What started out as a bill containing “some good things” for body shops and consumers in the Hoosier State has become “a nightmare,” the president of the Indiana Auto Body Association (IABA) said.
When Senate Bill 164 sailed through the Indiana Senate, the association viewed the anti-steering bill as a step in the right direction for consumers and body shops, even if the bill wasn’t perfect. On Feb. 27, however, the Indiana House of Representatives passed an amended version of the bill, which now contains additional insurance-friendly language.
“Obviously the insurance lobby got ahold of it and turned it in a completely different direction,” IABA President Doug Martin of Martin’s Body Shop told BodyShop Business.
Under the amended version of the bill, it would be considered a “deceptive act” for a body shop to “accept the assignment of any rights” of a consumer. Below that, there’s new language stating that legal action to settle a claim dispute “must not be brought on behalf of a group or class of plaintiffs” – essentially prohibiting multiple body shops from filing class-action lawsuits against insurers on behalf of their customers.
The amended version also states that a repair is not defective if it conforms to the OEM repair specifications or “generally accepted industry standards.” In the view of the IABA, that’s “the most troublesome” aspect of the amended bill, Martin said.
“They’re trying to compare industry standards to OE recommendations or requirements,” Martin said.
SB 164 still would forbid insurance carriers from requiring policyholders to take their collision-damaged vehicles to a particular shop. The bill also would make it illegal for body shops to “coerce or intimidate” consumers to boycott an insurer’s drive-in claim facility, and would make it illegal for shops to “unreasonably deny” an insurer’s representative access to the shop to inspect or re-inspect a collision-damaged vehicle.

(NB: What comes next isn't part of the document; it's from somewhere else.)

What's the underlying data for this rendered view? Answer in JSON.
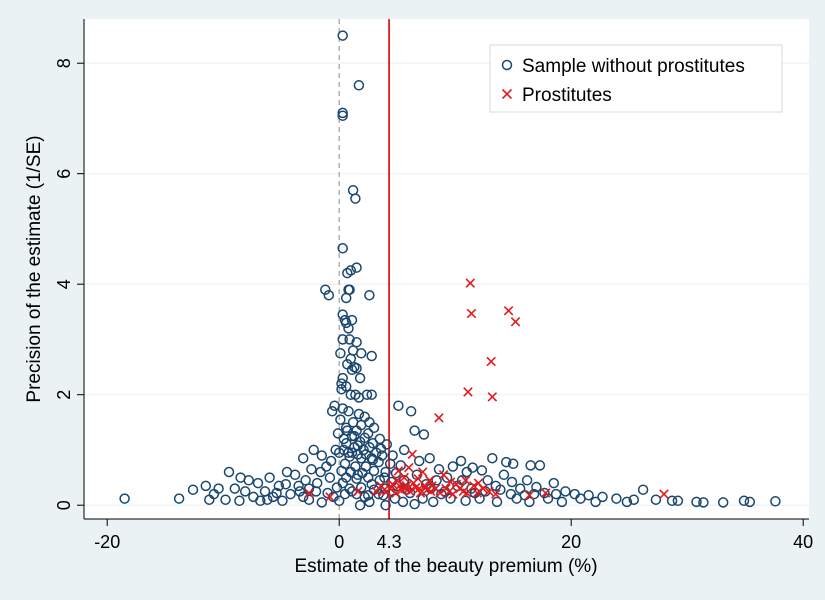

Because the Indiana General Assembly voted on two different versions of SB 164, the bill is back in the Senate for another possible vote. Sen. Mark Messmer, who introduced the original bill, has assured the Indiana Auto Body Association that the current amended version of the bill – which the association vehemently opposes – won’t see the light of day.
“He’s set up a conference committee to try to get the bill back to the version that passed the Senate,” Martin said. “And if that doesn’t work, he’s going to kill it.”